En peu de temps, je suis moi aussi chargé. Le client m'explique qu'ils n'ont pas de fax, car ça ne fait que quelques jours qu'ils ont emménagé... Bon, ça ira plus loin plus tard. J'avise Lori que je suis chargé et que le fax ira à plus tard, et me voilà reparti. Je prépare mon souper dans le réchaud, en me disant que je trouverai bien un endroit pour le manger. Hmmm, un habitué de ce coin ne fait jamais ça, mais bon, je suis aventureux!

Je fais un petit bout sur le New Jersey Turnpike, pour un peu plus de deux piasses, puis je sors pour la I-287, qui contourne en quelque sorte la ville de New York et ses banlieux jerseyenne. L'heure étant au souper, la circulation est très dense, à pas de tortue. Mon repas est vite prêt, mais je ne suis pas encore très loin. Je pourrais presque le manger en roulant, tellement nous roulons lentement! Mais ce n'est pas mon genre... « Quand je n'aurais plus le temps de manger (et sa conséquence : chier, désolé...) et dormir, même que quelques heures, alors, je retourne chauffer un « lift » dans une « shop »! »

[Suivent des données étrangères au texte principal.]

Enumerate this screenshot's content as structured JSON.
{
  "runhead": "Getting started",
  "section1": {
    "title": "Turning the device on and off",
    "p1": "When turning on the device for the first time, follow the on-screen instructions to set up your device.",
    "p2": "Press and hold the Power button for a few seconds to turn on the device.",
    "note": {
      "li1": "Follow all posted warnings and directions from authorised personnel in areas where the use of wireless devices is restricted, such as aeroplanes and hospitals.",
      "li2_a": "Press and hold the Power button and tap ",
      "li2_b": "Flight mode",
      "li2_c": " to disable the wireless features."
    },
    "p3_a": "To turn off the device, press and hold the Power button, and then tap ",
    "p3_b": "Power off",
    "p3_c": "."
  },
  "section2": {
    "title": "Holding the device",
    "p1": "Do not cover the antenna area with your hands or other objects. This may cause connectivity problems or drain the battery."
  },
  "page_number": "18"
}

Tiens, une balance... fermée. Je tasse à droite, et au moment où je suis suffisamment entré pour ne plus pouvoir sortir (évidemment!), je constate qu'il y a un camion arrêté juste avant la plaque, et à ses côtés une auto-patrouille. Bon, n'essayez pas ceci à la maison, mais mon registre n'est pas encore tellement présentable, surtout qu'eux savent bien qu'on a en notre possession toute une lignée de reçus, peu importe d'où l'on arrive... Il ne faut donc pas que je me fasse vérifier. Je suis donc presque cuit. Je vois le chauffeur qui va de son camion à l'auto-patrouille... et encore... et encore, chaque fois il ramène un papier, un permis ou quoi encore? Je pense à reculer jusqu'à l'autoroute, mais bon, pas devant l'agent, quand même... J'attends donc, et je me croise tout ce que j'ai de doigts, orteils inclus!